Das seelische Gerangel zwischen den Geschwistern wird zudem auf der Ebene des Tanzes gespiegelt. Nur leider verbannt die Choreografie die Tänzer Signe Koefoed und Jascha Viehstädt allzu sehr in den Bühnenhintergrund, wo sie hinter den Gerüstelementen schwer sichtbar sind und sich zum Teil in sehr freien Bewegungsabläufen verlieren. Die beiden Tänzer sind es auch, die die Gerüste nach und nach in wüste Skulpturen aus Plastikplanen, Leinentüchern und Kartonpappe verwandeln. Als Elisabeth und Paul gemeinsam in der Badewanne Sex haben, ist ihr Domizil längst zu einer Mischung aus Baustelle und Müllhalde geworden, aus der es keinen glücklichen Ausweg mehr zu geben scheint.

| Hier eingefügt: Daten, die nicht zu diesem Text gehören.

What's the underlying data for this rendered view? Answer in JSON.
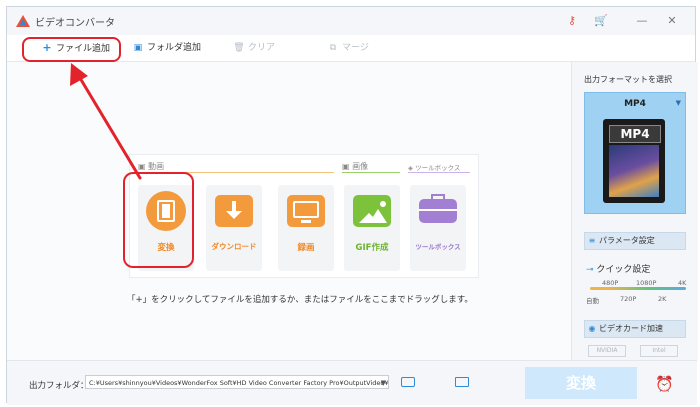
{
  "title": "ビデオコンバータ",
  "titlebar": {
    "key_icon": "key-icon",
    "cart_icon": "cart-icon",
    "minimize": "—",
    "close": "✕"
  },
  "toolbar": {
    "add_file": "ファイル追加",
    "add_folder": "フォルダ追加",
    "clear": "クリア",
    "merge": "マージ"
  },
  "sections": {
    "video": "動画",
    "image": "画像",
    "toolbox": "ツールボックス"
  },
  "tiles": [
    {
      "label": "変換",
      "icon": "film-icon",
      "color": "#f39a3d"
    },
    {
      "label": "ダウンロード",
      "icon": "download-icon",
      "color": "#f39a3d"
    },
    {
      "label": "録画",
      "icon": "screen-record-icon",
      "color": "#f39a3d"
    },
    {
      "label": "GIF作成",
      "icon": "gif-image-icon",
      "color": "#7cc23a"
    },
    {
      "label": "ツールボックス",
      "icon": "toolbox-icon",
      "color": "#a37fd4"
    }
  ],
  "hint": "「+」をクリックしてファイルを追加するか、またはファイルをここまでドラッグします。",
  "sidebar": {
    "title": "出力フォーマットを選択",
    "format_name": "MP4",
    "format_thumb": "MP4",
    "param_button": "パラメータ設定",
    "quick_title": "クイック設定",
    "quality_top": [
      "480P",
      "1080P",
      "4K"
    ],
    "quality_bottom": [
      "自動",
      "720P",
      "2K"
    ],
    "gpu_button": "ビデオカード加速",
    "hw_badges": [
      "NVIDIA",
      "Intel"
    ]
  },
  "bottom": {
    "output_label": "出力フォルダ：",
    "output_path": "C:¥Users¥shinnyou¥Videos¥WonderFox Soft¥HD Video Converter Factory Pro¥OutputVideo¥",
    "convert": "変換"
  },
  "colors": {
    "accent": "#2f8bd6",
    "annotation": "#e3232b",
    "orange": "#f39a3d"
  }
}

Glücklich hingegen haben Regisseurin und Choreografin Kerstin Streeb sowie Leon Gurvitch als musikalischer Leiter dieses Stück über den Verlust kindlicher Unschuld und ein sehr französisches Intrigantenpärchen auf die Bühne gebracht. Ein wenig Geduld auf Seiten der Besucher ist bei diesem 100-minütigen Einakter der Einsatz, der sich am Ende auszahlt.